I will attack a slightly narrower version of this question: does capping prices in an emergency lower investment?
I would argue that the definition of “emergency” means that it is short term, and activity is disrupted. It is extremely difficult to launch a fixed investment project during an emergency. Fixed investments take time to finish, and the emergency is likely past before completion.
What we are seeing in 2020 is existing capacity being re-purposed to new uses. E.g., distillers are switching from producing whiskey to producing hand sanitiser. I doubt a survey has been completed, but anecdotally, many manufacturers are selling at a slim or no profit. (However, they benefit from switching from non-essential to essential production, allowing them to keep workforces employed.
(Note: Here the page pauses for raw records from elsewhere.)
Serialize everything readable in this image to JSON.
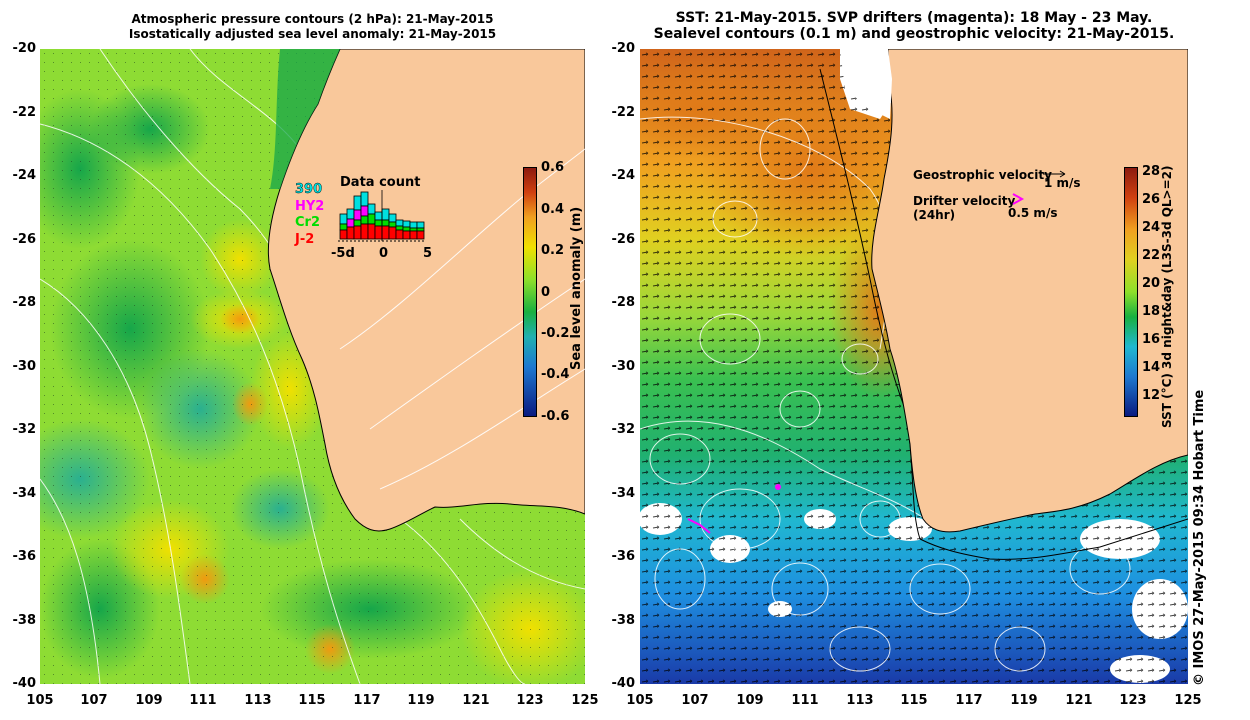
{
  "left_panel": {
    "title_line1": "Atmospheric pressure contours (2 hPa): 21-May-2015",
    "title_line2": "Isostatically adjusted sea level anomaly: 21-May-2015",
    "y_ticks": [
      "-20",
      "-22",
      "-24",
      "-26",
      "-28",
      "-30",
      "-32",
      "-34",
      "-36",
      "-38",
      "-40"
    ],
    "x_ticks": [
      "105",
      "107",
      "109",
      "111",
      "113",
      "115",
      "117",
      "119",
      "121",
      "123",
      "125"
    ],
    "colorbar": {
      "ticks": [
        "0.6",
        "0.4",
        "0.2",
        "0",
        "-0.2",
        "-0.4",
        "-0.6"
      ],
      "label": "Sea level anomaly (m)"
    },
    "data_count": {
      "title": "Data count",
      "satellites": [
        {
          "name": "390",
          "color": "#00e0e0"
        },
        {
          "name": "HY2",
          "color": "#ff00ff"
        },
        {
          "name": "Cr2",
          "color": "#00dd00"
        },
        {
          "name": "J-2",
          "color": "#ff0000"
        }
      ],
      "x_ticks": [
        "-5d",
        "0",
        "5"
      ]
    }
  },
  "right_panel": {
    "title_line1": "SST: 21-May-2015. SVP drifters (magenta): 18 May - 23 May.",
    "title_line2": "Sealevel contours (0.1 m) and geostrophic velocity: 21-May-2015.",
    "y_ticks": [
      "-20",
      "-22",
      "-24",
      "-26",
      "-28",
      "-30",
      "-32",
      "-34",
      "-36",
      "-38",
      "-40"
    ],
    "x_ticks": [
      "105",
      "107",
      "109",
      "111",
      "113",
      "115",
      "117",
      "119",
      "121",
      "123",
      "125"
    ],
    "legend": {
      "geo_label": "Geostrophic velocity",
      "geo_scale": "1 m/s",
      "drifter_label_1": "Drifter velocity",
      "drifter_label_2": "(24hr)",
      "drifter_scale": "0.5 m/s"
    },
    "colorbar": {
      "ticks": [
        "28",
        "26",
        "24",
        "22",
        "20",
        "18",
        "16",
        "14",
        "12"
      ],
      "label": "SST (°C) 3d night&day (L3S-3d QL>=2)"
    }
  },
  "credit": "© IMOS 27-May-2015 09:34 Hobart Time",
  "colors": {
    "land": "#f9c89b",
    "sla_mid": "#8ee02a",
    "sst_warm": "#e0781a",
    "sst_cool": "#1e8cdc"
  }
}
This is a benefit, even if profit margins are lower than their usual output.)
Most emergencies are geographically limited; e.g., hurricane. It typically makes no sense to switch production like is happening in 2020, capacity in other regions can be accessed more quickly.
The question then shifts: does a lack of controls create an incentive to have extra capacity/inventory during normal times to take advantage of an emergency?
This is perhaps plausible, but a good portion of manufacturers attempt to reach a global market. The existence or non-existence of price caps in a few countries would not radically shift their investment decisions.
Keep in mind that there is an aversion to price gouging during emergencies. Very few companies want to be publicly associated with the practice. As such, most news stories about price gouging involve largely invisible intermediaries that do no have a public “brand”. (There is an academic literature on price gouging, but I am not familiar with it. However, the reality that there is a public aversion to price gouging is non-controversial.)